Le 21 février 1998, Michel Bydlowski, producteur du Panorama de France Culture se donnait la mort en sautant depuis son bureau du 6ème étage de Radio France, peu de temps après avoir animé une dernière émission. Dix ans plus tard, les auditeurs n'ont oublié ni son talent, ni la qualité de l'émission.

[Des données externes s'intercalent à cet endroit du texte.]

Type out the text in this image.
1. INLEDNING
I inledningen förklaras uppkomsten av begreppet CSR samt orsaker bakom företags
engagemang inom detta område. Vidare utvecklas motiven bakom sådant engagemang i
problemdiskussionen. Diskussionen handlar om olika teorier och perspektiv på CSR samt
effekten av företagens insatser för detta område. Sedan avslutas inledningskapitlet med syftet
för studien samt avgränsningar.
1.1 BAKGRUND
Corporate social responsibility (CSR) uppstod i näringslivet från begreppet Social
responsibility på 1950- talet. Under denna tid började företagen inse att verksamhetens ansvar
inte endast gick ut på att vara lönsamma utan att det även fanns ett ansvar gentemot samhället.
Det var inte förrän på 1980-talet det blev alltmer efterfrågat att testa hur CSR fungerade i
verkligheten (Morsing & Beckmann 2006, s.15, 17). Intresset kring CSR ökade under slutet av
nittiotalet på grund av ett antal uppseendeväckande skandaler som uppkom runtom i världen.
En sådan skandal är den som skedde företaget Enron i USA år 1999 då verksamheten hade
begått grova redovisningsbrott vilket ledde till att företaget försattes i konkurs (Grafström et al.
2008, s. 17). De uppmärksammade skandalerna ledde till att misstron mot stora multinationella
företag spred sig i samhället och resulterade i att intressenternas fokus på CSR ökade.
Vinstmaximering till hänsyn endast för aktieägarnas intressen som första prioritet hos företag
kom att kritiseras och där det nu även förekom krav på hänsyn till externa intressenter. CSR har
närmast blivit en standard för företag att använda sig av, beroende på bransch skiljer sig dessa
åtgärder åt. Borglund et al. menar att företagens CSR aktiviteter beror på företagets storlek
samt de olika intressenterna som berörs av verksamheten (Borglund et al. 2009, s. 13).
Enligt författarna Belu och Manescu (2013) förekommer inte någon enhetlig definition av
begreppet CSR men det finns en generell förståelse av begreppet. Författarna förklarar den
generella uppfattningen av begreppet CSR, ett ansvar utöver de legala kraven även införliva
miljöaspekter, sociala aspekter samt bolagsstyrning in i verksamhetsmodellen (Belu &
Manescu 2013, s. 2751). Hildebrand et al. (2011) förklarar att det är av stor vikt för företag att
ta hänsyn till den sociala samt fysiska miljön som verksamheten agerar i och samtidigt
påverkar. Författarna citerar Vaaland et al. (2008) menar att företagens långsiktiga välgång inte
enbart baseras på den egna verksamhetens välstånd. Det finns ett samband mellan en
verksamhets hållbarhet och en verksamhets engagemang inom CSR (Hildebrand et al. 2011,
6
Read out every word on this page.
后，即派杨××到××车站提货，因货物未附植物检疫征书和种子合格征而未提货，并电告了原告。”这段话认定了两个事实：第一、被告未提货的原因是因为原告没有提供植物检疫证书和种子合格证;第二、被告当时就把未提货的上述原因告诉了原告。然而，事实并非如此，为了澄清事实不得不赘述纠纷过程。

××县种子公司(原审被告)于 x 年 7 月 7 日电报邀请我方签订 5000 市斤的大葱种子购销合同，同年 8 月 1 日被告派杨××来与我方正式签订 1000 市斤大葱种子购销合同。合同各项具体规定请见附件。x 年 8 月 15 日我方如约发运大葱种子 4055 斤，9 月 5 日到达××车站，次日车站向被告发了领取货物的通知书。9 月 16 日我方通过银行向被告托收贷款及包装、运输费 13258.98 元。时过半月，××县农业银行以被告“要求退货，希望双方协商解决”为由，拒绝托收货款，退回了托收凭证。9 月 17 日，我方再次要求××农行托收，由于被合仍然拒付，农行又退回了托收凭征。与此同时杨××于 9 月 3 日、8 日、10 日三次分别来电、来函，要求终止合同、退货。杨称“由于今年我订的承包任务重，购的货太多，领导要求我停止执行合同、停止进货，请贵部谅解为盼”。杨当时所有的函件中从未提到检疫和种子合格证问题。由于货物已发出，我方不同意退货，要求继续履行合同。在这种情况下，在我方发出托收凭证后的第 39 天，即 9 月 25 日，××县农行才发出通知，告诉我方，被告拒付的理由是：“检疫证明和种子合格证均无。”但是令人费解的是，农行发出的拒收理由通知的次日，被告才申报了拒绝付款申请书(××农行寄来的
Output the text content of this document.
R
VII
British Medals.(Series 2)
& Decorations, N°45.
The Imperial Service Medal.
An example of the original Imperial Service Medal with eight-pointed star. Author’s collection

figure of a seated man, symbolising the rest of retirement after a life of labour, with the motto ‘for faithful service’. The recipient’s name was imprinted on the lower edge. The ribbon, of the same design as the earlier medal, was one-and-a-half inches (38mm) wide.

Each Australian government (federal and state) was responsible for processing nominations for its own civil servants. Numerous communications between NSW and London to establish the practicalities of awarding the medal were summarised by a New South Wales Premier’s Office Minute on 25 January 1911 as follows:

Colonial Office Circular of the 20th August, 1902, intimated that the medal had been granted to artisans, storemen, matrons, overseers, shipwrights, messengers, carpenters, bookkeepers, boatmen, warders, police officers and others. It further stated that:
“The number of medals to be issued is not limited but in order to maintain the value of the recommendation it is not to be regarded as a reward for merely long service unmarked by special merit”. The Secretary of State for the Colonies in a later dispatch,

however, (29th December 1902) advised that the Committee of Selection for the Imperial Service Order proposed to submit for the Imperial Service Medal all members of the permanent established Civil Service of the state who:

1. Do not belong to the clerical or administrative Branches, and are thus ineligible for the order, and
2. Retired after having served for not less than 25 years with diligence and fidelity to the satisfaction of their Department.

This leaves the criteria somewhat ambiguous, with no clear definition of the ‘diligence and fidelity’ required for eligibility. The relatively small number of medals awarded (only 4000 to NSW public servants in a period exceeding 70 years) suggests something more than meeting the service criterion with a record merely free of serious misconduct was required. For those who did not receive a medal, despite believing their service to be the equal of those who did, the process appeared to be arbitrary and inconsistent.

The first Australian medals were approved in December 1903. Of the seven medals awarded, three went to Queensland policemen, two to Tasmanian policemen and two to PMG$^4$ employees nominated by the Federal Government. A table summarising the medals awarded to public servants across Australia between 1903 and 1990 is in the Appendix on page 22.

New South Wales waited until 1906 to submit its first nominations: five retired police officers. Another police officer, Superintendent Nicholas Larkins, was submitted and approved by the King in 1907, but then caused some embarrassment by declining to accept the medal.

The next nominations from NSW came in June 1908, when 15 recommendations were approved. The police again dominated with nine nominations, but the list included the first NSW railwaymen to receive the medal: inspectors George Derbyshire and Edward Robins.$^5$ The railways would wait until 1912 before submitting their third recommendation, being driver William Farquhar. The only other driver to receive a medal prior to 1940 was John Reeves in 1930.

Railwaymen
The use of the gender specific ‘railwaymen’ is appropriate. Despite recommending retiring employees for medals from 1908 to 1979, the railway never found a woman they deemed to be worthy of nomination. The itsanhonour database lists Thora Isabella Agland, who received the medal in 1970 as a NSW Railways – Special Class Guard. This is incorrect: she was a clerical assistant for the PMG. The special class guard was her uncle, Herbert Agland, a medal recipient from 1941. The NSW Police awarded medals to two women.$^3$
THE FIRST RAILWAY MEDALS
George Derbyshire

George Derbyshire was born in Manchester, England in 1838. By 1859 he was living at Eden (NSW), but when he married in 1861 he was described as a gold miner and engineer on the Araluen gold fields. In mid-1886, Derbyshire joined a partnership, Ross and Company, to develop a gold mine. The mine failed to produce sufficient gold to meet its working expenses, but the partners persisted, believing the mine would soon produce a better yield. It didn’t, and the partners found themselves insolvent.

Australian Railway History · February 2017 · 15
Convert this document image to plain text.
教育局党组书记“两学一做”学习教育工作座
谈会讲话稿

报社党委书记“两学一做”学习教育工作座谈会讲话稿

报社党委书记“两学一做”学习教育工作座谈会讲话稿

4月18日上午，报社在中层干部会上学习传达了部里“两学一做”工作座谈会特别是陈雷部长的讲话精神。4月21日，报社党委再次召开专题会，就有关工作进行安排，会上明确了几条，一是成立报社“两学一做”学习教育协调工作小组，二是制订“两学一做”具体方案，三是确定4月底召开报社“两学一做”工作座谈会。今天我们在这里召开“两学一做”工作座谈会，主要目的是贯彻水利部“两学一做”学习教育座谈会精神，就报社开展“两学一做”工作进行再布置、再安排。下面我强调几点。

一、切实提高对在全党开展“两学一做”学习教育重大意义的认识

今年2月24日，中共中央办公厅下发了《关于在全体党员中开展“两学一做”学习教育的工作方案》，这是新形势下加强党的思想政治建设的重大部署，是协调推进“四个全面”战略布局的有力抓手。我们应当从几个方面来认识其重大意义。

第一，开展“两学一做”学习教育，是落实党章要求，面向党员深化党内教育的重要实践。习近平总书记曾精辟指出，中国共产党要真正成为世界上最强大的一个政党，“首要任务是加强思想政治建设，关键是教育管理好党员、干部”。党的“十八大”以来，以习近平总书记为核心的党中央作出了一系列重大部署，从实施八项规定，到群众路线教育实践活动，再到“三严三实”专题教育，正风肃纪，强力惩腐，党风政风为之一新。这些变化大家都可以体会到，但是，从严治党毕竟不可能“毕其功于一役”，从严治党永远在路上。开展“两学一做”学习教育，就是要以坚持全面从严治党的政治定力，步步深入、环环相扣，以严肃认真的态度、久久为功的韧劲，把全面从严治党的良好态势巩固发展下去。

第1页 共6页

Emission d'actualité littéraire et artistique, le Panorama, ou plutôt Panorama (sans article), est une des émissions les plus célèbres et les plus regrettées de France Culture. Créée en 1968, l'émission, d'abord baptisée Panorama culturel de la France, avait la particularité de passer à la moulinette critique plus de 2000 livres par an. Un véritable débat contradictoire entre érudits et universitaires permettait alors à tout auditeur curieux de se tenir informé d'une très vaste production éditoriale, essais confidentiels et petits éditeurs inclus. On était alors bien loin des 50 livres à la mode qui font les gros titres et l'ordinaire annuel des dîners en ville et des médias d'aujourd'hui.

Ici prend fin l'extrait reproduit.